Les bâtiments répondant à des normes énergétiques plus élevées sont plus modernes et mieux équipés, ce qui les rend plus attractifs pour les locataires et les acheteurs potentiels. Cet avantage se reflète également dans les valeurs de marché. Des études menées en Allemagne, en Australie, au Danemark, en Espagne, aux États-Unis, en France, en Irlande, au Japon, aux Pays-Bas, au Royaume-Uni, à Singapour et en Suisse montrent que les logements performants énergétiquement se vendent généralement avec une prime de 3 à 8 % et se louent à des loyers supérieurs de 3 à 5 % par rapport à des logements comparables moins efficaces. Dans le secteur commercial, des études menées en Australie, aux États-Unis, au Japon, aux Pays-Bas et au Royaume-Uni montrent que la prime est encore plus importante que dans le secteur résidentiel, les prix de vente dépassant ceux de biens comparables de plus de 10 % et, dans certains cas, de plus de 20 %, tandis que les loyers augmentent de 2 à 5 % (Zancanella, Bertoldi and Benigna, 2018[30]). Sur les marchés européens, entre 2022 et 2050, les prix immobiliers devraient augmenter, les biens performants énergétiquement (CPE A) s'appréciant davantage que les biens moins performants (CPE G), en particulier dans le cadre d'un scénario de transition ordonnée. Cette tendance est liée à la hausse des coûts de l’énergie, qui rend les bâtiments performants plus attractifs (BCE, 2022[24]). Une analyse plus détaillée de la valorisation des actifs en France confirme cette tendance : en 2023, le prix médian des logements performants énergétiquement (étiquettes énergétiques A-B) a augmenté malgré une contraction globale du marché (+1 % pour appartements, +2 % pour les maisons), tandis que les logements peu performants (étiquettes énergétiques F-G) ont connu une forte baisse (-6 % pour les appartements, -3 % pour les maisons). Des estimations économétriques montrent que les logements performants se sont vendus jusqu'à 20 % plus cher que des biens comparables moins bien classés, tandis que les petits appartements peu performants ont perdu jusqu'à 8 % de leur valeur en une seule année (Notaires de France, 2025[31]). Toutefois, ces primes de valeur coexistent avec un creusement des écarts de valorisation entre actifs performants et peu performants, accentuant la segmentation des marchés immobiliers.
Risques de souscription
Le risque de souscription correspond au risque lié à une tarification et à des conditions d’assurance qui ne couvrent pas adéquatement les pertes attendues des assureurs, notamment lorsque les primes sont fixées à un niveau trop faible pour absorber les sinistres futurs. À mesure que les risques liés au climat s'intensifient, les stratégies existantes peuvent sous-estimer les sinistres à venir et entraîner une sous-tarification structurelle des risques et une augmentation des pertes de souscription. À moins d'être confrontés à des restrictions réglementaires en matière de tarification ou à de fortes pressions concurrentielles, les assureurs dommages peuvent chercher à compenser ces pertes en ajustant les primes et/ou les garanties lors du renouvellement annuel des contrats. Face à des pertes record dans certaines régions et pour certains actifs à haut risque, de nombreux assureurs ont ainsi relevé les primes des biens exposés et/ou réduit les niveaux de couverture afin de rétablir la rentabilité de souscription (Möhr, Yong and Zweimueller, 2025[32]). Toutefois, ces évolutions contribuent à creuser les déficits de protection : au sein de l’Union européenne, seuls environ 20 % des pertes économiques liées aux événements climatiques (inondations, sécheresses, etc.) ont été couvertes par des assurances privées entre 1980 et 2024, avec des taux de couverture inférieurs à 3 % dans certains pays (AEE, 2025[33]).

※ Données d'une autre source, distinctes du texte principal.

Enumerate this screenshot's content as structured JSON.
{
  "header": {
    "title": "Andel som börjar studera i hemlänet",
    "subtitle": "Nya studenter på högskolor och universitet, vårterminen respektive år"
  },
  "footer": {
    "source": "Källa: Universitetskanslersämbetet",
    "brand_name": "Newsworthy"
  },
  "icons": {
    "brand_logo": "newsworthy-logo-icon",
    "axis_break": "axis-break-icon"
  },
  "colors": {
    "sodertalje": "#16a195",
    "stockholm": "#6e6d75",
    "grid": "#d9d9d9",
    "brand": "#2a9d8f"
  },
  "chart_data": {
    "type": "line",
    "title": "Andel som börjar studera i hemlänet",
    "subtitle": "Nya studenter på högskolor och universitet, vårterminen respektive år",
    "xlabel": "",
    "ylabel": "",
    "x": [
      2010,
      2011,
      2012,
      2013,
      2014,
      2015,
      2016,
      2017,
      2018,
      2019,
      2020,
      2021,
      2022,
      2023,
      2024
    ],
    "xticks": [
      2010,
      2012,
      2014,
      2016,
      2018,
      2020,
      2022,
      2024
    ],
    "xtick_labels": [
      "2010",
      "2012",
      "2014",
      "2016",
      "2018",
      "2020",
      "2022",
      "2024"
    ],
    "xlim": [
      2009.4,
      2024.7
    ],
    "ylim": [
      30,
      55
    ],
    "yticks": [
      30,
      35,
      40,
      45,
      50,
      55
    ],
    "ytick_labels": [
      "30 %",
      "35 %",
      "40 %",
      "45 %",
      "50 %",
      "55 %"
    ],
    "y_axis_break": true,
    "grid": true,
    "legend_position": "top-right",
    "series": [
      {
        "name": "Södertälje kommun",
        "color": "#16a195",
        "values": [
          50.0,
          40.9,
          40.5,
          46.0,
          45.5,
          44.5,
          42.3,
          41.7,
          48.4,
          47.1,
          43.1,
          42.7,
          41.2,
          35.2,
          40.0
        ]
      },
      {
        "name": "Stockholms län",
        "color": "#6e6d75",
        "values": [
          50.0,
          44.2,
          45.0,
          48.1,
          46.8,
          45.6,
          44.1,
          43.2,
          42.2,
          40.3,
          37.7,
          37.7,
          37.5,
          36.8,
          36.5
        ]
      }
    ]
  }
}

Certains biens peuvent devenir inassurables lorsque les risques liés au climat liés à leur localisation dépassent la capacité d’absorption des assureurs. La hausse des primes peut rendre la couverture inabordable, même lorsqu'elle reste techniquement disponible, tandis que certains assureurs peuvent se retirer des zones à haut risque s'ils anticipent une demande limitée à des niveaux de tarification plus élevés. Ces évolutions entraînent des conséquences importantes pour les ménages, notamment une baisse de la valeur des biens, un accès plus restreint au crédit et une vulnérabilité accrue à l’échelle des ménages et des territoires. D'ici 2030, environ 4 % des biens immobiliers en Australie devraient être classés à haut risque en raison de l’augmentation des coûts annuels des dommages liés aux évènements météorologiques extrêmes et aux risques liés au climat, ce qui pourrait limiter leur assurabilité. Environ 9 % supplémentaires des biens immobiliers australiens devraient relever d’une catégorie de risque intermédiaire, avec des coûts annuels de dommages équivalents à 0,2–1 % de leur valeur de reconstruction, ce qui accroît la probabilité de lacunes de couverture assurantielle (Climate Council, 2022[34]). Les résultats de l’enquête de l'OCDE sur les investissements immobiliers à l'épreuve du temps (2025) confirment ces tendances : 36 % des participants (15 sur 42) citent la hausse des primes d'assurance comme l'un des principaux impacts financiers liés au climat affectant la performance des actifs individuels.
Le Tableau 3.2 présente des exemples de difficultés liées à l'accessibilité financière de l'assurance contre les inondations. Au-delà de la question de l'accessibilité, les contraintes de capacité sur les marchés de la réassurance peuvent également amplifier ces effets à l’échelle de régions entières et de différentes classes d’actifs.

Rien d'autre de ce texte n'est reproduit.